For Marlins fans, the last few days have been like a dream. Not the one with Jessica Alba, but certainly the baseball equivalent: after years of trading away its best talent to survive on uneven young Bonifacian talent, the Fish opened their wallets and Actually Retained Good Players Like a Normal Team -- to the tune of $26 million in shiny new salary dollars for 2010.
Of course, they had to be strong-armed into it by a veiled accusation of misappropriated shared revenues by MLB, but Josh Johnson was awarded a four-year, $39 million contract -- the richest ever awarded a Marlins pitcher -- and third baseman Jorge Cantu, reliever/baby bird Leo Nuñez, and second baseman Dan Uggla got one-year deals for $6, $2, and $7.8 million respectively.
As such, you might think our long regional nightmare is over.
You would probably be wrong.
Knowing what we know about the Jeffrey Loria regime, what are the odds Johnson is traded before the bulk of his escalating contract is due? With $3.75 million due in 2010, $7.75 million in 2011, and $13.75 million each in 2012 and 2013, it's hard to picture the soon-to-be Miami Marlins actually cutting that check.
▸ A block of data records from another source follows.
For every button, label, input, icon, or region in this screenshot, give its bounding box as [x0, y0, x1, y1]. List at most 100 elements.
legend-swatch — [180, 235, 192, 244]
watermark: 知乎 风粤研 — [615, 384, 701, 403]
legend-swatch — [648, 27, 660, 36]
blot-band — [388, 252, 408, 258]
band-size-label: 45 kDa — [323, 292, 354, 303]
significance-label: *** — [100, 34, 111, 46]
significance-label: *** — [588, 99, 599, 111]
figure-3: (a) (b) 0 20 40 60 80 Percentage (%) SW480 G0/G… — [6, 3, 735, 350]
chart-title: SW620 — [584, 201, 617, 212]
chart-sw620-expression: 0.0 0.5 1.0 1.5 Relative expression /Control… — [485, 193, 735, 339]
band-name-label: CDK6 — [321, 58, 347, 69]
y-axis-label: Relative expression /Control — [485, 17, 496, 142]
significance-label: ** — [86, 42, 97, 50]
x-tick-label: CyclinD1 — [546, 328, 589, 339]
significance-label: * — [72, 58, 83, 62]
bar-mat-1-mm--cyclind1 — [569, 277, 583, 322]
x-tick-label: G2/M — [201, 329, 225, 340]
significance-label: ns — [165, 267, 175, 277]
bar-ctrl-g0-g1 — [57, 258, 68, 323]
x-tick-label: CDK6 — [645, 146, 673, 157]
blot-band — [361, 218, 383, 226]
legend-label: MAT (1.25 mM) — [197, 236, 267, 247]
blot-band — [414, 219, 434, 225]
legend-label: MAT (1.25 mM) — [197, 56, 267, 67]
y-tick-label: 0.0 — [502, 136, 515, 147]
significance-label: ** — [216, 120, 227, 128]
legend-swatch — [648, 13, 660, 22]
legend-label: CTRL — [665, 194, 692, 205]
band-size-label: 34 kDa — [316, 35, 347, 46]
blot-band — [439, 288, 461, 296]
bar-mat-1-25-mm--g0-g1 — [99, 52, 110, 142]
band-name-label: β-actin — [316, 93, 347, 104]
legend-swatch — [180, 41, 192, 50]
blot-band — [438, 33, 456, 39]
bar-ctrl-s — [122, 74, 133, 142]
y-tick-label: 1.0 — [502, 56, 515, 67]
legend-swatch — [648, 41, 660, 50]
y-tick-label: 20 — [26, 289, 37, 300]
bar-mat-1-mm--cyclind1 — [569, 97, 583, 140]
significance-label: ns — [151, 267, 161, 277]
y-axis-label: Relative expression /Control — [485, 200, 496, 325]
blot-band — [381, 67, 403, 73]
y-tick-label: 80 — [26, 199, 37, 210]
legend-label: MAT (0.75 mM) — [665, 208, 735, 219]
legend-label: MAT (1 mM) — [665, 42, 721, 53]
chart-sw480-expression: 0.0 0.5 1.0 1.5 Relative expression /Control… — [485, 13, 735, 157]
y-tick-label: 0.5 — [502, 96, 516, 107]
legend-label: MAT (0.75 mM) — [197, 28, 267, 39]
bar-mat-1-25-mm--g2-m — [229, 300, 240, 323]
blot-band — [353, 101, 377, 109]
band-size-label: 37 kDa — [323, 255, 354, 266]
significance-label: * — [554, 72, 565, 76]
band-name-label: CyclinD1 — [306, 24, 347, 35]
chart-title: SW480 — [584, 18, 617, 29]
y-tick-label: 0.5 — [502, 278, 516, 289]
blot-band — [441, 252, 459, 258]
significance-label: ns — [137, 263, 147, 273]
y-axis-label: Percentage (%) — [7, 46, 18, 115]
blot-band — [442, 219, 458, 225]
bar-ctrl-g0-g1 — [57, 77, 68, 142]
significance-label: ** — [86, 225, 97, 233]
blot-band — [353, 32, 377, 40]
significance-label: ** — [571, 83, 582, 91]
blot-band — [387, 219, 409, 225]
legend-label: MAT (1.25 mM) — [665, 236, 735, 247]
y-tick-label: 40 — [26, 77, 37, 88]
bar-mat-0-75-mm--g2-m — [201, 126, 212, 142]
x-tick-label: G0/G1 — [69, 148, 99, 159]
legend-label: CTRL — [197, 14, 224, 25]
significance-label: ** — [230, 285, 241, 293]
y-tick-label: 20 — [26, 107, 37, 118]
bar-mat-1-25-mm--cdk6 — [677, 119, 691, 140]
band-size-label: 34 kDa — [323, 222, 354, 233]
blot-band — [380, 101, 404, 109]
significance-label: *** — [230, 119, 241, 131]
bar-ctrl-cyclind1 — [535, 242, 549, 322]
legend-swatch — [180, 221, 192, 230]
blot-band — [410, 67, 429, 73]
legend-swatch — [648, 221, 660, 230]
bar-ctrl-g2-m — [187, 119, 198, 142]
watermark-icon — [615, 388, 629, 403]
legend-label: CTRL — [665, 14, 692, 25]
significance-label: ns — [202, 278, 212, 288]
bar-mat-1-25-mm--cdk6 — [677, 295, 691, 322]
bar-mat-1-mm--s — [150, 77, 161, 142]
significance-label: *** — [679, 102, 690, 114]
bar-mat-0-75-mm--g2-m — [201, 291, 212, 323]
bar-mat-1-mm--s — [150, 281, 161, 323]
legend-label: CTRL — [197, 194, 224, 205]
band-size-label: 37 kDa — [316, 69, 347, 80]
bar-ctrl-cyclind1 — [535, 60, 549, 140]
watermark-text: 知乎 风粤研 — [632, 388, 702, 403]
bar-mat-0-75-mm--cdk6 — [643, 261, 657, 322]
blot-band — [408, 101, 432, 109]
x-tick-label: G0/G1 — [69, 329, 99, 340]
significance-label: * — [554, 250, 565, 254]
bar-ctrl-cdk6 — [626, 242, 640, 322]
Really, really hard.
They've been shopping Uggla, even while doing his deal, and while he will likely stay through the non-waiver trade deadline he'll probably be traded if the Marlins aren't in contention.
The trouble is, Marlins brass can justify -- to a point -- their miserly ways. Sports Illustrated's Tom Verducci ran the numbers, and found that with the lowest payroll in baseball, the Marlins were by far the most efficient. They had the lowest cost per win, placed 11th in "Achievement Points," and came out overall with an efficiency rating that topped baseball and the second place team by 50%.
The Mets, for example, spent $737.5 million more than the Marlins did for the decade and only garnered 4 more wins.
The Fish's numbers were buouyed by their one World Series title, the only time they hit the postseason. While its not the fans' choice to head to the series once a decade and flail the rest, the management seems perfectly content.
So as much as we wish it was time to kill the fatted calf (so to speak) and go crazy with joy, this feels like a slight bump with strings more than it does any permanent change of philosophy.